Falenica ciągle czeka na zimę. My też

 

Falenica ciągle czeka na zimę. My też


Opublikowane w sob., 24/01/2015 - 16:37

Już po raz trzeci Falenica gościła zawodników startujących w cyklu XII Zimowych Biegów Górskich. Choć było chłodniej niż ostatnio, ciągle miłośnicy ścigania się w mrozie i śniegu nie doświadczyli prawdziwie zimowej aury. Było trochę błota, zbitego piachu, trasę przecinały kałuże. O białym puchu na falenickiej wydmie na razie można pomarzyć.

Relacja Maćka Gelberga

To jednak nie zniechęciło kilkuset zawodników do tego, by zamiast wylegiwać się w sobotni poranek w łóżku przyjechać na zawody. Co prawda było ich trochę mniej niż ostatnio, kiedy według organizatorów zameldowało się ok 800 startujących. Nie zmienia to faktu, że Falenica obok Biegu Chomiczówki jest o tej porze roku największą imprezą biegową w Warszawie.

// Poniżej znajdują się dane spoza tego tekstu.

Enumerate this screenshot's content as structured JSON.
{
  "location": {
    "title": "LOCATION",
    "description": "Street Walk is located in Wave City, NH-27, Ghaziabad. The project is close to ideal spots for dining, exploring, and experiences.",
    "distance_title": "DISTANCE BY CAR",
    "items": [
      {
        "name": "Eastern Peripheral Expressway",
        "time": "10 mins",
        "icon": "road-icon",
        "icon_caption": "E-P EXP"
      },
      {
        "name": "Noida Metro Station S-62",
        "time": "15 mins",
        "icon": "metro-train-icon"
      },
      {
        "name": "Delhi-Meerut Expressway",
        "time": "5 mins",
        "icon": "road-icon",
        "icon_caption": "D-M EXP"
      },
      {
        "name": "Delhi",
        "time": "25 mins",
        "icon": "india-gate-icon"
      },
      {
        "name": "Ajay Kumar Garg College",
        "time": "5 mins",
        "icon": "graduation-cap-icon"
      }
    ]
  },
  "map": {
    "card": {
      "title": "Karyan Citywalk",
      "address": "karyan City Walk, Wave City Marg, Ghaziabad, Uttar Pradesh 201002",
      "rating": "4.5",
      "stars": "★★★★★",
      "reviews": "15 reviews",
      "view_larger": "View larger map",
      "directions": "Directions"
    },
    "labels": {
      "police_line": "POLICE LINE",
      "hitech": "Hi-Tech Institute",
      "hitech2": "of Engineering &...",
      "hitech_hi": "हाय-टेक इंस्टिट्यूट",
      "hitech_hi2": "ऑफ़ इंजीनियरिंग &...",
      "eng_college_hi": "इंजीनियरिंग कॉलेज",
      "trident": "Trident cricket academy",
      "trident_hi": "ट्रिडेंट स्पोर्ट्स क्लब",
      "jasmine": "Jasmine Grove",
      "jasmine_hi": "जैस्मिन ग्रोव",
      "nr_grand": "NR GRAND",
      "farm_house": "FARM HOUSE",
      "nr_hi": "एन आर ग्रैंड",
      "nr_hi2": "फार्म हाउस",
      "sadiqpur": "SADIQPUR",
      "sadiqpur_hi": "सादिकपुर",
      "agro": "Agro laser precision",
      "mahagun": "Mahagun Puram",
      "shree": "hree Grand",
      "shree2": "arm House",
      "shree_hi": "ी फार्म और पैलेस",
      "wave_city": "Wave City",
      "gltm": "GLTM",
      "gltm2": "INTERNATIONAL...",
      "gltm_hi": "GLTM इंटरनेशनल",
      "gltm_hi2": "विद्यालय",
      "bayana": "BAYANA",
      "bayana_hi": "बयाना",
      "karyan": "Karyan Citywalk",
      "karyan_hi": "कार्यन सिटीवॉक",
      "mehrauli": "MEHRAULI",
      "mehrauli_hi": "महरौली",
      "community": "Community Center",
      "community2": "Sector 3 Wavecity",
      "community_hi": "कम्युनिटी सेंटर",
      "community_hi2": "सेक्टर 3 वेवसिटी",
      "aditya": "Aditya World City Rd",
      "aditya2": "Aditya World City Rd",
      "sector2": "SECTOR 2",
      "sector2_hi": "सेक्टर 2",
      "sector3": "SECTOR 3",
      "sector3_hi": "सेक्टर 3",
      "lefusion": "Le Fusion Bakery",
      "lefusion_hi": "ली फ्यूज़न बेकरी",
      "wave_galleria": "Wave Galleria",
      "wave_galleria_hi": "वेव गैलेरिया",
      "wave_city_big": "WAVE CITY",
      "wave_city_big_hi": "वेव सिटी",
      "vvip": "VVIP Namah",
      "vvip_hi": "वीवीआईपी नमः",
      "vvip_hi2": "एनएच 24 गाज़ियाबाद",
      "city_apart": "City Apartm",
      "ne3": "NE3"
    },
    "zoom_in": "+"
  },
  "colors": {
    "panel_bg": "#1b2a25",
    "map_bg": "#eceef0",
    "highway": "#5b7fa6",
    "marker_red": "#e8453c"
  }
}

Część osób przyjechała tu, bo traktuje ściganie się po wydmie jako świetny trening przed zawodami wiosennymi. Inni zameldowali się w biurze zawodów pamiętając, że tylko biegając regularnie w całym cyklu zawodów można zdobyć medal. Jeszcze inni czuli się odpowiedzialni za wynik zespołu. W Falenicy oprócz klasyfikacji indywidualnej prowadzona jest bowiem punktacja drużynowa.

Żoli Runners – tak się nazywa team, który reprezentuję. Dwa tygodnie temu zajęliśmy dziewiąte miejsce. Teraz liczyliśmy na coś więcej. Moja forma była jednak wielką niewiadomą. Wielkimi krokami zbliża się jedna z najważniejszych dla mnie imprez sezonu – maraton w Jerozolimie i staram się trenować 4-5 razy w tygodniu. Nawał obowiązków powoduje, że nie zawsze to wychodzi. Dodatkowo postanowiłem, że warto wzmocnić się ćwiczeniami ogólnorozwojowymi i zapisałem się na zajęcia crossfitowe. Skutki tych zajęć zacząłem bardzo szybko i dotkliwie odczuwać.

Kiedy obudziłem się rano podobnie jak wczoraj i przedwczoraj wszystko mnie bolało. Wiedziałem, że o dobry wynik nie będzie łatwo. Karol, kolega z drużyny chciał powalczyć wspólnie o czas poniżej 45 minut. Nie miałem nic przeciwko, tylko nie wiedziałem jak zareaguje na to moje ciało.

Start i Karol wystrzelił jak z procy. Na początku starałem się dotrzymać mu kroku, ale wiedziałem, że nie ma to sensu. Był dzisiaj dla mnie za szybki. Mimo to starał się o dobre tempo. 14:40 na pierwszym kółku. Tak szybko w tej edycji Falenicy jeszcze nie biegałem. Okazało się, że na ten etap moich przygotowań było to za szybko.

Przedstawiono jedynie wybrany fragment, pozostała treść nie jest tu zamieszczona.